Et donc, « en prenant en compte le préjudice subi du fait des copies illicites de vidéogrammes ou de phonogrammes« , la Commission d’Albis a outrepassé les termes de la loi, et la décision doit être annulée. Le montant de la taxe pour copie privée devrait ainsi être revu très largement à la baisse, car on ne peut pas taxer au titre d’un droit que les consommateurs n’ont pas. S’il est illégal de télécharger, il est illégal de taxer pour le téléchargement. Implacable.

L’arrêt du Conseil d’Etat, qui ne vise ici que la décision du 20 juillet 2006, devrait en toute logique s’étendre à l’ensemble des objets taxés au titre de la copie privée. Une grande partie des décisions de la Commission d’Albis sont déjà attaquées sur les mêmes motifs et devrait donc être annulée de la même façon.

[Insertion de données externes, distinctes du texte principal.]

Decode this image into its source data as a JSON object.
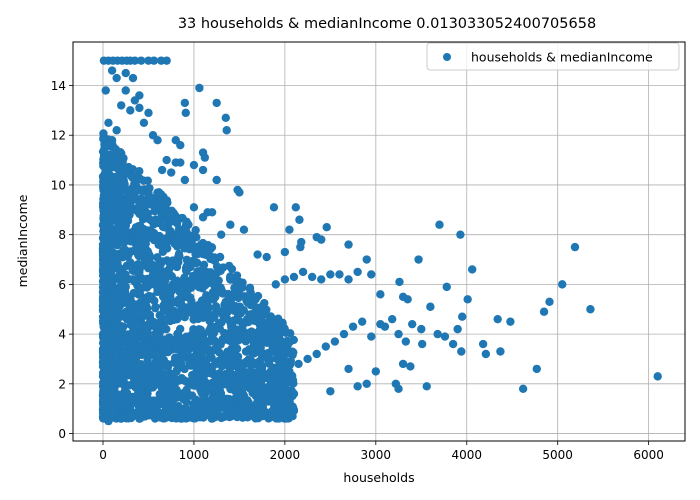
{
  "chart_data": {
    "type": "scatter",
    "title": "33 households & medianIncome 0.013033052400705658",
    "xlabel": "households",
    "ylabel": "medianIncome",
    "xlim": [
      -330,
      6400
    ],
    "ylim": [
      -0.3,
      15.75
    ],
    "x_ticks": [
      0,
      1000,
      2000,
      3000,
      4000,
      5000,
      6000
    ],
    "y_ticks": [
      0,
      2,
      4,
      6,
      8,
      10,
      12,
      14
    ],
    "grid": true,
    "legend_position": "upper right",
    "series": [
      {
        "name": "households & medianIncome",
        "color": "#1f77b4",
        "points": [
          [
            10,
            15.0
          ],
          [
            60,
            15.0
          ],
          [
            110,
            15.0
          ],
          [
            160,
            15.0
          ],
          [
            210,
            15.0
          ],
          [
            260,
            15.0
          ],
          [
            300,
            15.0
          ],
          [
            350,
            15.0
          ],
          [
            420,
            15.0
          ],
          [
            500,
            15.0
          ],
          [
            560,
            15.0
          ],
          [
            640,
            15.0
          ],
          [
            700,
            15.0
          ],
          [
            30,
            13.8
          ],
          [
            100,
            14.6
          ],
          [
            150,
            14.3
          ],
          [
            250,
            14.5
          ],
          [
            330,
            14.3
          ],
          [
            400,
            13.6
          ],
          [
            1060,
            13.9
          ],
          [
            900,
            13.3
          ],
          [
            910,
            12.9
          ],
          [
            1250,
            13.3
          ],
          [
            1350,
            12.7
          ],
          [
            1360,
            12.2
          ],
          [
            800,
            11.8
          ],
          [
            850,
            11.6
          ],
          [
            1100,
            11.3
          ],
          [
            1120,
            11.1
          ],
          [
            1100,
            10.6
          ],
          [
            1250,
            10.2
          ],
          [
            1000,
            10.8
          ],
          [
            1480,
            9.8
          ],
          [
            1500,
            9.7
          ],
          [
            1880,
            9.1
          ],
          [
            2120,
            9.1
          ],
          [
            2160,
            8.6
          ],
          [
            2460,
            8.3
          ],
          [
            3700,
            8.4
          ],
          [
            3930,
            8.0
          ],
          [
            2350,
            7.9
          ],
          [
            2400,
            7.8
          ],
          [
            2180,
            7.7
          ],
          [
            2170,
            7.5
          ],
          [
            2700,
            7.6
          ],
          [
            3470,
            7.0
          ],
          [
            2900,
            7.0
          ],
          [
            4060,
            6.6
          ],
          [
            5190,
            7.5
          ],
          [
            5050,
            6.0
          ],
          [
            4910,
            5.3
          ],
          [
            5360,
            5.0
          ],
          [
            4850,
            4.9
          ],
          [
            4340,
            4.6
          ],
          [
            4480,
            4.5
          ],
          [
            4010,
            5.4
          ],
          [
            3780,
            5.9
          ],
          [
            3600,
            5.1
          ],
          [
            3950,
            4.7
          ],
          [
            3900,
            4.2
          ],
          [
            3680,
            4.0
          ],
          [
            3760,
            3.9
          ],
          [
            3850,
            3.6
          ],
          [
            3940,
            3.3
          ],
          [
            4180,
            3.6
          ],
          [
            4210,
            3.2
          ],
          [
            4370,
            3.3
          ],
          [
            4770,
            2.6
          ],
          [
            4620,
            1.8
          ],
          [
            6100,
            2.3
          ],
          [
            3500,
            4.2
          ],
          [
            3400,
            4.4
          ],
          [
            3510,
            3.6
          ],
          [
            3330,
            3.7
          ],
          [
            3250,
            4.0
          ],
          [
            3100,
            4.3
          ],
          [
            3050,
            4.4
          ],
          [
            3180,
            4.6
          ],
          [
            3260,
            6.1
          ],
          [
            3300,
            5.5
          ],
          [
            3350,
            5.4
          ],
          [
            3050,
            5.6
          ],
          [
            3380,
            2.7
          ],
          [
            3300,
            2.8
          ],
          [
            3220,
            2.0
          ],
          [
            3250,
            1.8
          ],
          [
            3560,
            1.9
          ],
          [
            3000,
            2.5
          ],
          [
            2900,
            2.0
          ],
          [
            2800,
            1.9
          ],
          [
            2700,
            2.6
          ],
          [
            2500,
            1.7
          ],
          [
            2950,
            6.4
          ],
          [
            2800,
            6.5
          ],
          [
            2700,
            6.2
          ],
          [
            2600,
            6.4
          ],
          [
            2500,
            6.4
          ],
          [
            2400,
            6.2
          ],
          [
            2300,
            6.3
          ],
          [
            2200,
            6.5
          ],
          [
            2100,
            6.3
          ],
          [
            2000,
            6.2
          ],
          [
            1900,
            6.0
          ],
          [
            2950,
            3.9
          ],
          [
            2850,
            4.5
          ],
          [
            2750,
            4.3
          ],
          [
            2650,
            4.0
          ],
          [
            2550,
            3.7
          ],
          [
            2450,
            3.5
          ],
          [
            2350,
            3.2
          ],
          [
            2250,
            3.0
          ],
          [
            2150,
            2.8
          ],
          [
            2100,
            1.6
          ],
          [
            2050,
            2.5
          ],
          [
            1950,
            2.0
          ],
          [
            1850,
            1.6
          ],
          [
            1700,
            1.8
          ],
          [
            1600,
            0.7
          ],
          [
            1450,
            0.9
          ],
          [
            1100,
            0.75
          ],
          [
            1000,
            0.75
          ],
          [
            2000,
            7.3
          ],
          [
            2050,
            8.2
          ],
          [
            1800,
            7.1
          ],
          [
            1700,
            7.2
          ],
          [
            1550,
            8.2
          ],
          [
            1400,
            8.4
          ],
          [
            1300,
            8.0
          ],
          [
            1200,
            8.9
          ],
          [
            1150,
            8.9
          ],
          [
            1100,
            8.7
          ],
          [
            1000,
            9.1
          ],
          [
            900,
            10.2
          ],
          [
            850,
            10.9
          ],
          [
            800,
            10.9
          ],
          [
            750,
            10.5
          ],
          [
            700,
            11.0
          ],
          [
            650,
            10.6
          ],
          [
            600,
            11.8
          ],
          [
            550,
            12.0
          ],
          [
            500,
            12.9
          ],
          [
            450,
            12.5
          ],
          [
            400,
            13.1
          ],
          [
            350,
            13.4
          ],
          [
            300,
            13.0
          ],
          [
            250,
            13.8
          ],
          [
            200,
            13.2
          ],
          [
            150,
            12.2
          ],
          [
            100,
            11.8
          ],
          [
            60,
            12.5
          ],
          [
            40,
            11.0
          ],
          [
            20,
            10.2
          ],
          [
            15,
            8.0
          ],
          [
            10,
            7.2
          ],
          [
            20,
            6.0
          ],
          [
            15,
            5.0
          ],
          [
            10,
            3.8
          ],
          [
            20,
            2.8
          ],
          [
            15,
            1.8
          ],
          [
            10,
            1.2
          ],
          [
            30,
            0.6
          ],
          [
            60,
            0.5
          ],
          [
            120,
            0.9
          ],
          [
            200,
            0.6
          ],
          [
            300,
            0.7
          ],
          [
            400,
            0.6
          ],
          [
            500,
            0.8
          ],
          [
            600,
            0.9
          ],
          [
            700,
            0.7
          ],
          [
            800,
            0.85
          ],
          [
            900,
            1.0
          ],
          [
            1000,
            1.1
          ],
          [
            1200,
            1.2
          ],
          [
            1300,
            1.4
          ],
          [
            1400,
            1.2
          ],
          [
            1500,
            1.5
          ]
        ]
      }
    ]
  }
}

En théorie, l’annulation d’un acte administratif a un effet immédiat et rétroactif. La taxe payée par les industriels et donc par les consommateurs devrait donc être remboursée. Mais le Conseil d’Etat joue l’apaisement. Il a estimé à titre exceptionnel qu’une annulation de la décision aurait ici « des conséquences manifestement excessives », puisque non seulement il aurait fallu rembourser les industriels, mais probablement aussi reprendre aux artistes et aux producteurs l’argent qui leur a été versé ou promis au titre de cette taxe. L’annulation ne sera donc effective que dans six mois.